At the launch of the north London venue’s new season, Spalding said: “I think it was important to raise those issues. Clearly those choreographers have an issue with the dancers that we [the UK] have been putting out. I don’t think it’s the whole story, some companies are very happy with what the conservatoires are producing.”

He added that bringing the professional dance and dance training worlds closer together could improve the situation.

“There’s no problem with talent in this country… I think it’s more about matching up what the needs of the industry are with training,” he added.

Spalding also described a drop in dance education in schools as “frustrating”, calling on the government to give more support to cultural education by putting the arts alongside science, technology, engineering and maths in priority.

“I believe more should be done to make sure high-quality cultural learning is delivered to every child, and urge the government to recognise the fundamental role of arts subjects in education,” he said.

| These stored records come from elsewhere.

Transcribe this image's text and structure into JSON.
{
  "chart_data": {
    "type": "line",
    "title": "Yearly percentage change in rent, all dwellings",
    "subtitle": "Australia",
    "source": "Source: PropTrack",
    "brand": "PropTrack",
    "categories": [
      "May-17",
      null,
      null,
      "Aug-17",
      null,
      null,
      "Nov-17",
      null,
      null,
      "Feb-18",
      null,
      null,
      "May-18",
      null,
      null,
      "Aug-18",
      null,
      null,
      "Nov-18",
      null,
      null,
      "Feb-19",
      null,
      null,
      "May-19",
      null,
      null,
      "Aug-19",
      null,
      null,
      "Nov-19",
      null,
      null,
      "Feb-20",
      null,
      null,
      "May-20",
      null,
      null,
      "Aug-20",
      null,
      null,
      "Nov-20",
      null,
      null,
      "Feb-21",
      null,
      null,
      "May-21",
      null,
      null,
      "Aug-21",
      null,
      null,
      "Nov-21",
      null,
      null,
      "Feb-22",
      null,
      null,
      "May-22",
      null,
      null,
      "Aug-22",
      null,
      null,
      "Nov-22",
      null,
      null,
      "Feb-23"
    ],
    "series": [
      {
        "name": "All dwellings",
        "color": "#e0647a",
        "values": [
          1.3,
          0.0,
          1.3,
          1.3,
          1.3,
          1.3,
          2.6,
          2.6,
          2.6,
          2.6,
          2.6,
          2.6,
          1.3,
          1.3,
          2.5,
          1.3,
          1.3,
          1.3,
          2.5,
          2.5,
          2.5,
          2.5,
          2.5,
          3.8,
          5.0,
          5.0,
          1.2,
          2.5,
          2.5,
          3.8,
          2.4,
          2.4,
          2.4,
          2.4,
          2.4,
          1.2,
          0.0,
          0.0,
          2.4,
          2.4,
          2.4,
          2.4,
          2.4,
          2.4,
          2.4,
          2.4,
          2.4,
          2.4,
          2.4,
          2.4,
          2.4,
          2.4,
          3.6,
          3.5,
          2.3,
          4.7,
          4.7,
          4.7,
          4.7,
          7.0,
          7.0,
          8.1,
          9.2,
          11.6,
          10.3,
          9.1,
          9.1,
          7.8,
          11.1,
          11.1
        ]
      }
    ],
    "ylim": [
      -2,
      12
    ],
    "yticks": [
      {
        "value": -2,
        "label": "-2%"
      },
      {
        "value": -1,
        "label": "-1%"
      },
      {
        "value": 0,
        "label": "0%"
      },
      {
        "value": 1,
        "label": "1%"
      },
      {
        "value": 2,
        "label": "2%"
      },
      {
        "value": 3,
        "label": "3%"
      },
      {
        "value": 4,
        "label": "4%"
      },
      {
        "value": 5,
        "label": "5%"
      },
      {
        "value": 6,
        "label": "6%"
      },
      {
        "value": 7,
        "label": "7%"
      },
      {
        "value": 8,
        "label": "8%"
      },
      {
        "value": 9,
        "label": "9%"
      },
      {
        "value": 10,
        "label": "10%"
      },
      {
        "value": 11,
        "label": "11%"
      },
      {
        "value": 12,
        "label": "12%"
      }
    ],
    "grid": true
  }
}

Spalding was speaking at the launch of Sadler’s Wells’ 2016 season, which will see Royal Ballet star Natalia Osipova move into contemporary dance with a specially commissioned programme at the venue.

Osipova will dance alongside former Royal Ballet dancer Sergei Polunin as part of the premiere production, which will be made up of three pieces choreographed for her by Sidi Larbi Cherkaoui, Russell Maliphant and Arthur Pita.